All parrots produce feather dust as small pieces of feathers break off and become airborne, writes Carol Highfill at BirdsNWays.com. "Powder down" birds--such as African greys, cockatoos and cockatiels--also have small feathers that produce a fine, waxy powder, which keeps their feathers waterproof. When African greys groom or flap their wings, the feather dust becomes airborne.


A bird owner may develop African grey allergies soon after exposure to feather dander, while others live with their parrot for years before developing symptoms. BirdSupplies.com reports that feather dust allergy symptoms include coughing, sneezing, sore throat, stuffy nose and watery or itchy eyes. Feather dust can spread throughout a house, especially in homes with central heating or air conditioning.


African grey allergies can develop into a serious condition called allergic alveolitis, which occurs in acute and chronic varieties, veterinarian Linda Pesek reports at BirdsnWays.com. Acute allergic alveolitis causes difficulty breathing, coughing, chills and fever, but symptoms disappear if you avoid feather dust and airborne fecal matter from birds.
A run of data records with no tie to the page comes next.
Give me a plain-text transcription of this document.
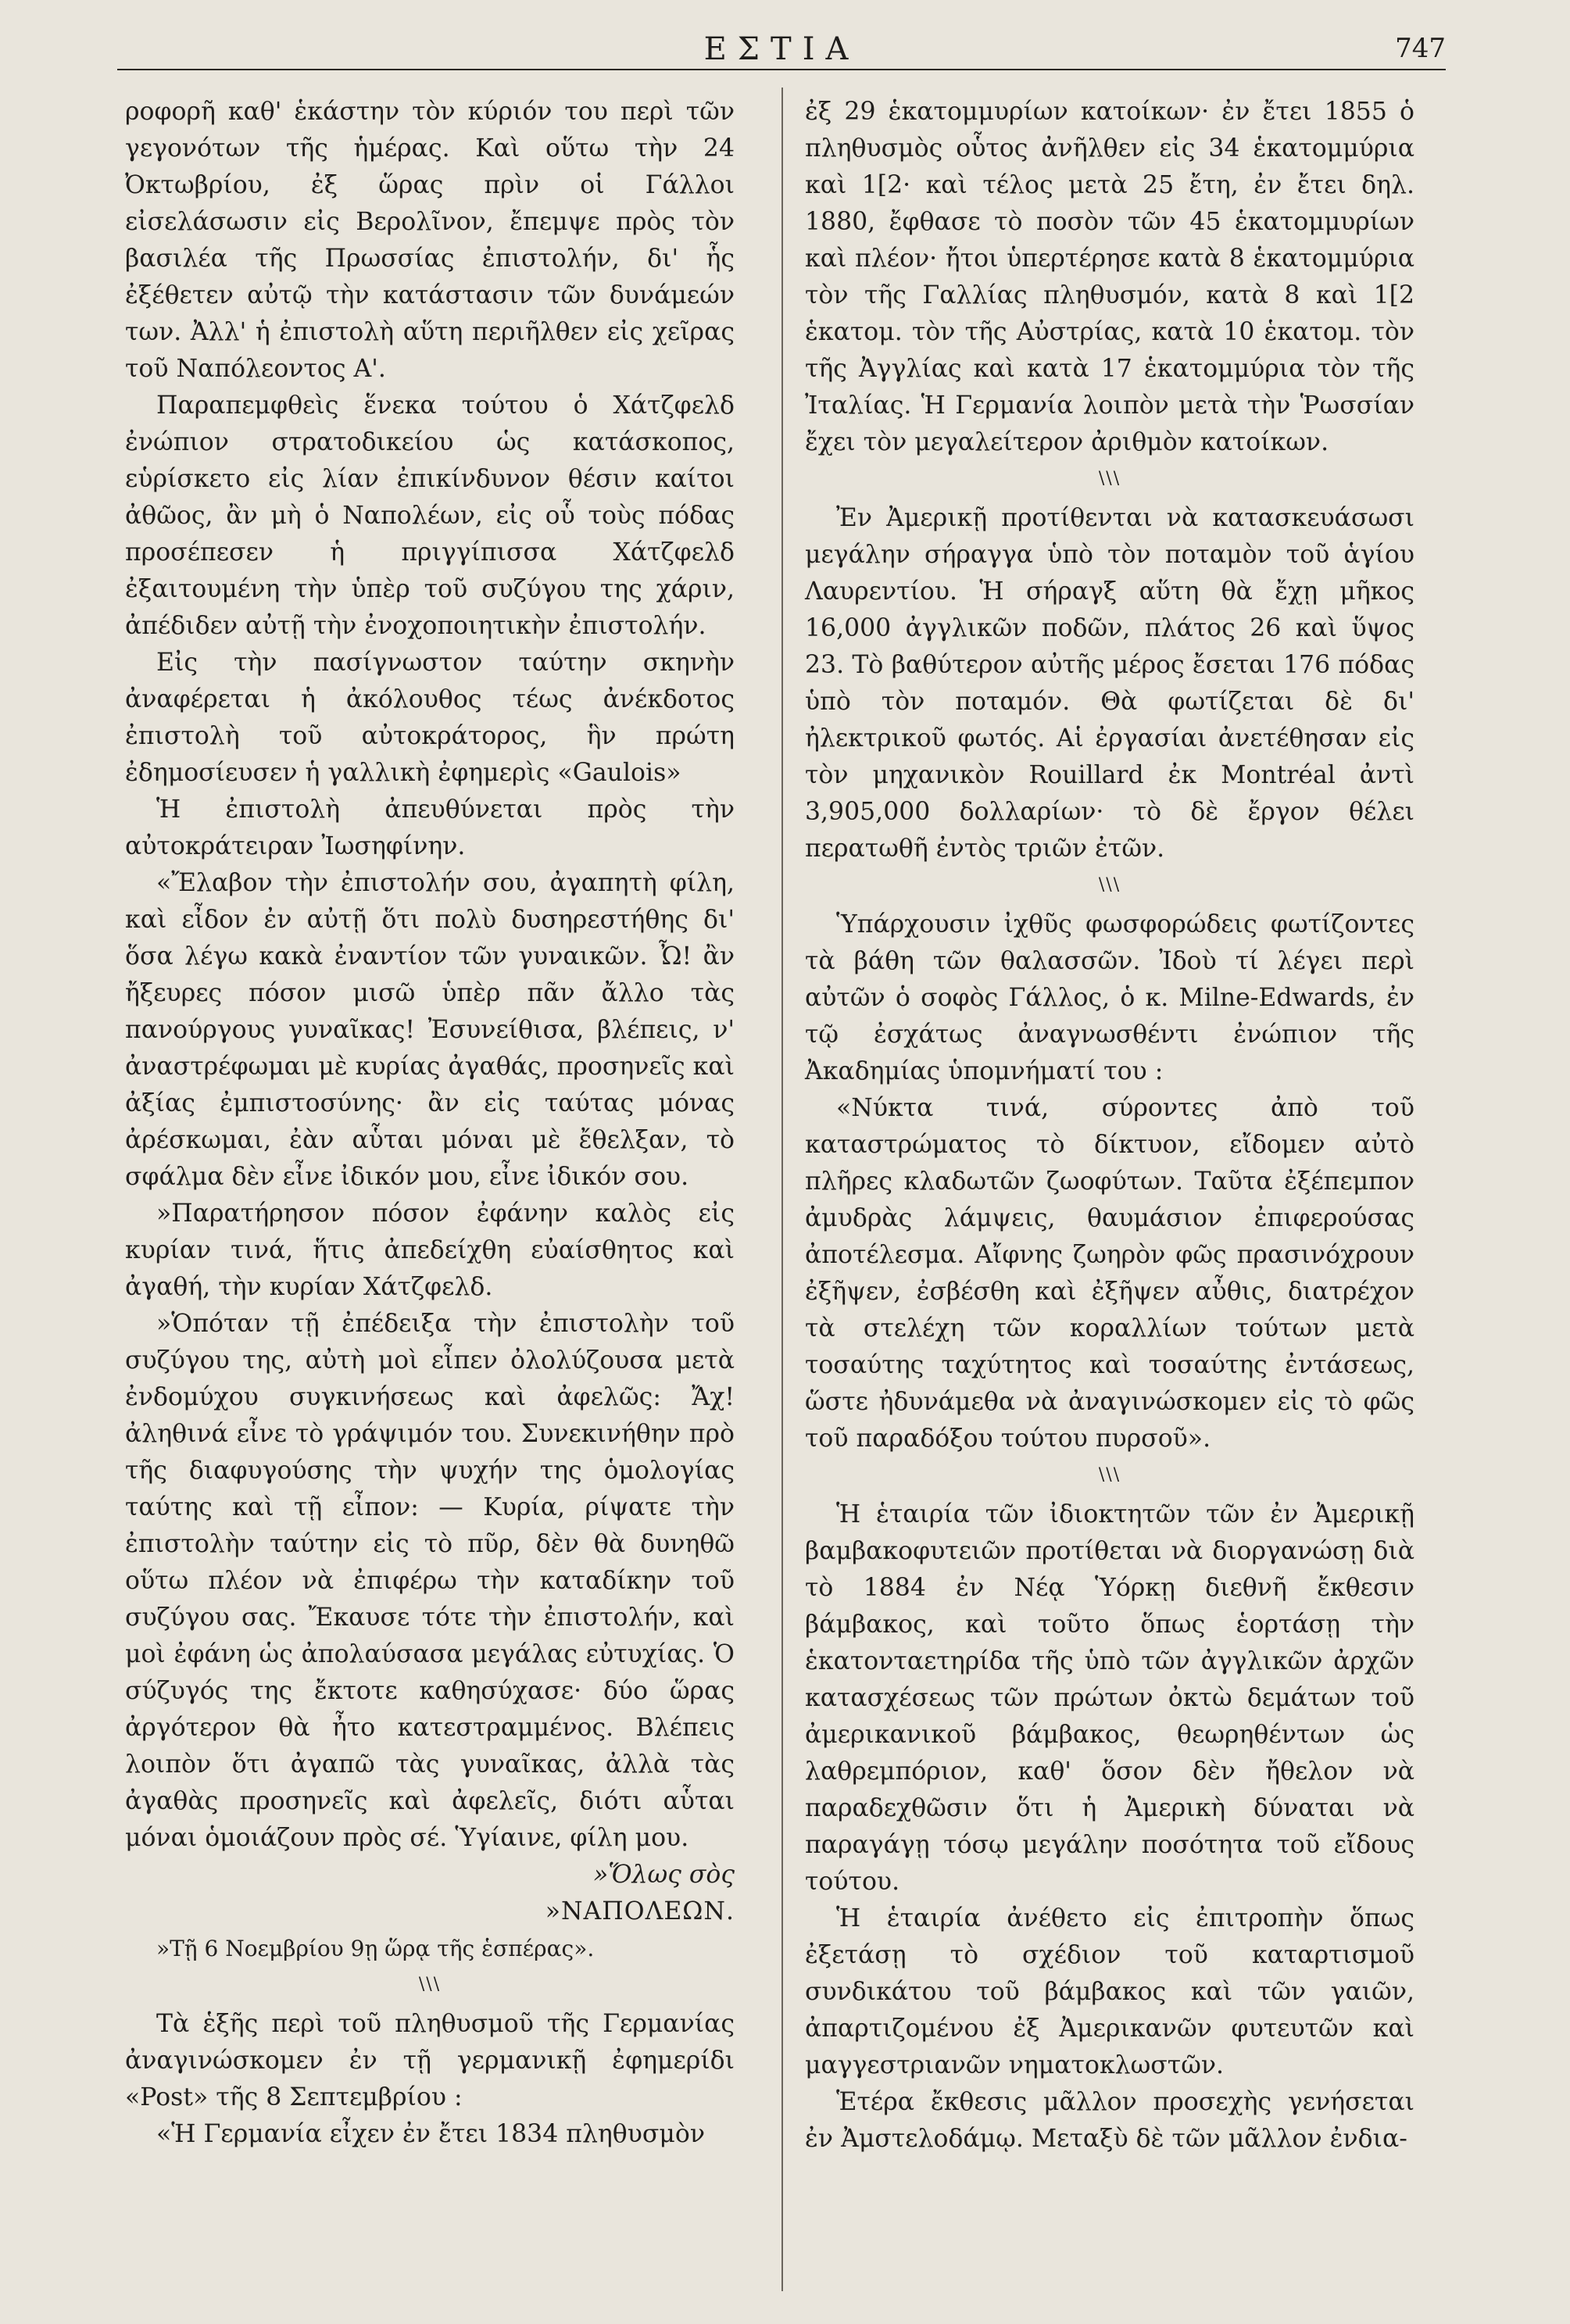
ΕΣΤΙΑ	747

ροφορῆ καθ' ἑκάστην τὸν κύριόν του περὶ τῶν γεγονότων τῆς ἡμέρας. Καὶ οὕτω τὴν 24 Ὀκτωβρίου, ἐξ ὥρας πρὶν οἱ Γάλλοι εἰσελάσωσιν εἰς Βερολῖνον, ἔπεμψε πρὸς τὸν βασιλέα τῆς Πρωσσίας ἐπιστολήν, δι' ἧς ἐξέθετεν αὐτῷ τὴν κατάστασιν τῶν δυνάμεών των. Ἀλλ' ἡ ἐπιστολὴ αὕτη περιῆλθεν εἰς χεῖρας τοῦ Ναπόλεοντος Α'.

Παραπεμφθεὶς ἕνεκα τούτου ὁ Χάτζφελδ ἐνώπιον στρατοδικείου ὡς κατάσκοπος, εὑρίσκετο εἰς λίαν ἐπικίνδυνον θέσιν καίτοι ἀθῶος, ἂν μὴ ὁ Ναπολέων, εἰς οὗ τοὺς πόδας προσέπεσεν ἡ πριγγίπισσα Χάτζφελδ ἐξαιτουμένη τὴν ὑπὲρ τοῦ συζύγου της χάριν, ἀπέδιδεν αὐτῇ τὴν ἐνοχοποιητικὴν ἐπιστολήν.

Εἰς τὴν πασίγνωστον ταύτην σκηνὴν ἀναφέρεται ἡ ἀκόλουθος τέως ἀνέκδοτος ἐπιστολὴ τοῦ αὐτοκράτορος, ἣν πρώτη ἐδημοσίευσεν ἡ γαλλικὴ ἐφημερὶς «Gaulois»

Ἡ ἐπιστολὴ ἀπευθύνεται πρὸς τὴν αὐτοκράτειραν Ἰωσηφίνην.

«Ἔλαβον τὴν ἐπιστολήν σου, ἀγαπητὴ φίλη, καὶ εἶδον ἐν αὐτῇ ὅτι πολὺ δυσηρεστήθης δι' ὅσα λέγω κακὰ ἐναντίον τῶν γυναικῶν. Ὦ! ἂν ἤξευρες πόσον μισῶ ὑπὲρ πᾶν ἄλλο τὰς πανούργους γυναῖκας! Ἐσυνείθισα, βλέπεις, ν' ἀναστρέφωμαι μὲ κυρίας ἀγαθάς, προσηνεῖς καὶ ἀξίας ἐμπιστοσύνης· ἂν εἰς ταύτας μόνας ἀρέσκωμαι, ἐὰν αὗται μόναι μὲ ἔθελξαν, τὸ σφάλμα δὲν εἶνε ἰδικόν μου, εἶνε ἰδικόν σου.

»Παρατήρησον πόσον ἐφάνην καλὸς εἰς κυρίαν τινά, ἥτις ἀπεδείχθη εὐαίσθητος καὶ ἀγαθή, τὴν κυρίαν Χάτζφελδ.

»Ὁπόταν τῇ ἐπέδειξα τὴν ἐπιστολὴν τοῦ συζύγου της, αὐτὴ μοὶ εἶπεν ὀλολύζουσα μετὰ ἐνδομύχου συγκινήσεως καὶ ἀφελῶς: Ἄχ! ἀληθινά εἶνε τὸ γράψιμόν του. Συνεκινήθην πρὸ τῆς διαφυγούσης τὴν ψυχήν της ὁμολογίας ταύτης καὶ τῇ εἶπον: — Κυρία, ρίψατε τὴν ἐπιστολὴν ταύτην εἰς τὸ πῦρ, δὲν θὰ δυνηθῶ οὕτω πλέον νὰ ἐπιφέρω τὴν καταδίκην τοῦ συζύγου σας. Ἔκαυσε τότε τὴν ἐπιστολήν, καὶ μοὶ ἐφάνη ὡς ἀπολαύσασα μεγάλας εὐτυχίας. Ὁ σύζυγός της ἔκτοτε καθησύχασε· δύο ὥρας ἀργότερον θὰ ἦτο κατεστραμμένος. Βλέπεις λοιπὸν ὅτι ἀγαπῶ τὰς γυναῖκας, ἀλλὰ τὰς ἀγαθὰς προσηνεῖς καὶ ἀφελεῖς, διότι αὗται μόναι ὁμοιάζουν πρὸς σέ. Ὑγίαινε, φίλη μου.

»Ὅλως σὸς

»ΝΑΠΟΛΕΩΝ.

»Τῇ 6 Νοεμβρίου 9ῃ ὥρᾳ τῆς ἑσπέρας».

\\\

Τὰ ἑξῆς περὶ τοῦ πληθυσμοῦ τῆς Γερμανίας ἀναγινώσκομεν ἐν τῇ γερμανικῇ ἐφημερίδι «Post» τῆς 8 Σεπτεμβρίου :

«Ἡ Γερμανία εἶχεν ἐν ἔτει 1834 πληθυσμὸν

ἐξ 29 ἑκατομμυρίων κατοίκων· ἐν ἔτει 1855 ὁ πληθυσμὸς οὗτος ἀνῆλθεν εἰς 34 ἑκατομμύρια καὶ 1[2· καὶ τέλος μετὰ 25 ἔτη, ἐν ἔτει δηλ. 1880, ἔφθασε τὸ ποσὸν τῶν 45 ἑκατομμυρίων καὶ πλέον· ἤτοι ὑπερτέρησε κατὰ 8 ἑκατομμύρια τὸν τῆς Γαλλίας πληθυσμόν, κατὰ 8 καὶ 1[2 ἑκατομ. τὸν τῆς Αὐστρίας, κατὰ 10 ἑκατομ. τὸν τῆς Ἀγγλίας καὶ κατὰ 17 ἑκατομμύρια τὸν τῆς Ἰταλίας. Ἡ Γερμανία λοιπὸν μετὰ τὴν Ῥωσσίαν ἔχει τὸν μεγαλείτερον ἀριθμὸν κατοίκων.

\\\

Ἐν Ἀμερικῇ προτίθενται νὰ κατασκευάσωσι μεγάλην σήραγγα ὑπὸ τὸν ποταμὸν τοῦ ἁγίου Λαυρεντίου. Ἡ σήραγξ αὕτη θὰ ἔχῃ μῆκος 16,000 ἀγγλικῶν ποδῶν, πλάτος 26 καὶ ὕψος 23. Τὸ βαθύτερον αὐτῆς μέρος ἔσεται 176 πόδας ὑπὸ τὸν ποταμόν. Θὰ φωτίζεται δὲ δι' ἠλεκτρικοῦ φωτός. Αἱ ἐργασίαι ἀνετέθησαν εἰς τὸν μηχανικὸν Rouillard ἐκ Montréal ἀντὶ 3,905,000 δολλαρίων· τὸ δὲ ἔργον θέλει περατωθῆ ἐντὸς τριῶν ἐτῶν.

\\\

Ὑπάρχουσιν ἰχθῦς φωσφορώδεις φωτίζοντες τὰ βάθη τῶν θαλασσῶν. Ἰδοὺ τί λέγει περὶ αὐτῶν ὁ σοφὸς Γάλλος, ὁ κ. Milne-Edwards, ἐν τῷ ἐσχάτως ἀναγνωσθέντι ἐνώπιον τῆς Ἀκαδημίας ὑπομνήματί του :

«Νύκτα τινά, σύροντες ἀπὸ τοῦ καταστρώματος τὸ δίκτυον, εἴδομεν αὐτὸ πλῆρες κλαδωτῶν ζωοφύτων. Ταῦτα ἐξέπεμπον ἀμυδρὰς λάμψεις, θαυμάσιον ἐπιφερούσας ἀποτέλεσμα. Αἴφνης ζωηρὸν φῶς πρασινόχρουν ἐξῆψεν, ἐσβέσθη καὶ ἐξῆψεν αὖθις, διατρέχον τὰ στελέχη τῶν κοραλλίων τούτων μετὰ τοσαύτης ταχύτητος καὶ τοσαύτης ἐντάσεως, ὥστε ἠδυνάμεθα νὰ ἀναγινώσκομεν εἰς τὸ φῶς τοῦ παραδόξου τούτου πυρσοῦ».

\\\

Ἡ ἑταιρία τῶν ἰδιοκτητῶν τῶν ἐν Ἀμερικῇ βαμβακοφυτειῶν προτίθεται νὰ διοργανώσῃ διὰ τὸ 1884 ἐν Νέᾳ Ὑόρκῃ διεθνῆ ἔκθεσιν βάμβακος, καὶ τοῦτο ὅπως ἑορτάσῃ τὴν ἑκατονταετηρίδα τῆς ὑπὸ τῶν ἀγγλικῶν ἀρχῶν κατασχέσεως τῶν πρώτων ὀκτὼ δεμάτων τοῦ ἀμερικανικοῦ βάμβακος, θεωρηθέντων ὡς λαθρεμπόριον, καθ' ὅσον δὲν ἤθελον νὰ παραδεχθῶσιν ὅτι ἡ Ἀμερικὴ δύναται νὰ παραγάγῃ τόσῳ μεγάλην ποσότητα τοῦ εἴδους τούτου.

Ἡ ἑταιρία ἀνέθετο εἰς ἐπιτροπὴν ὅπως ἐξετάσῃ τὸ σχέδιον τοῦ καταρτισμοῦ συνδικάτου τοῦ βάμβακος καὶ τῶν γαιῶν, ἀπαρτιζομένου ἐξ Ἀμερικανῶν φυτευτῶν καὶ μαγγεστριανῶν νηματοκλωστῶν.

Ἑτέρα ἔκθεσις μᾶλλον προσεχὴς γενήσεται ἐν Ἀμστελοδάμῳ. Μεταξὺ δὲ τῶν μᾶλλον ἐνδια-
Chronic allergic alveolitis, however, affects lung capacity and makes breathing progressively difficult, resulting in permanent lung damage.


The best treatment for African grey allergies is to find a new home for the parrot, but many bird owners cannot bring themselves to give up their pets. Highfill says using a vacuum with a HEPA filter can reduce feather dust and powder; some people run HEPA air filters continuously near their parrot’s cage. You can also shower or spray your bird with a fine mist of water to reduce feather powder, and have someone who doesn’t suffer from African grey allergies clean the bird's cage and the HEPA filter. These strategies won't entirely eliminate African grey allergies, but may reduce symptoms enough that parrot owners can continue to live with their birds.